Antiope, her gaze fixed on something unseen, relayed Genie's revelation. The words, a cascade of possibility, ignited a spark in Helen. She turned, a renewed purpose in her stride, towards Jim's quarters. Meanwhile, Antiope’s keen eyes scanned the flickering data streams. The scent of opportunity, or perhaps dread, hung in the air as oil stocks and rival entities clawed their way upward. The gnawing question echoed in Antiope's mind, a phantom of Jim’s whispered caution from the previous night: would he sanction the decree?
The air crackled as Jim uttered the words. The command was unleashed.

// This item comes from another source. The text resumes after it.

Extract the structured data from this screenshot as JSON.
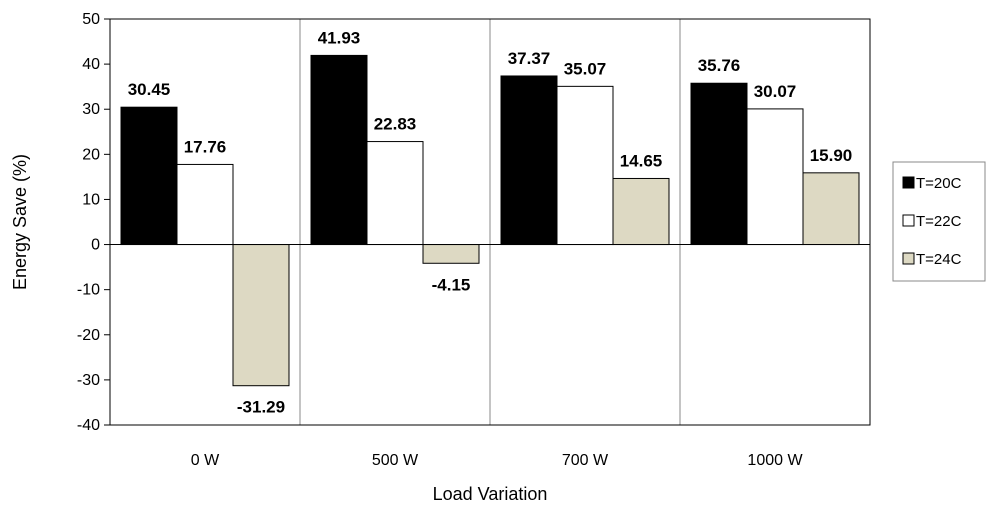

Antiope's empire had bled. Genie's venomous counsel, a whisper in the storm, offered a lifeline: buy calls, sell puts, twist the market's very sinews with a deft, legally ambiguous touch. By the day's dying gasp, the chaos subsided, replaced by an almost unnatural calm. Antiope's colossal wealth, once teetering, now surged, a roaring tide of renewed power.
Helen, lost in the echo of Jim's profound revelations, saw not just Troy or the fierce Amazons, but the very tectonic plates of history shifting. Jim's thoughts, she realized, were not about subjugation, but about a higher, almost divine, choreography. The dawn of this new day promised not just profit, but a tapestry of the utterly, breathtakingly new.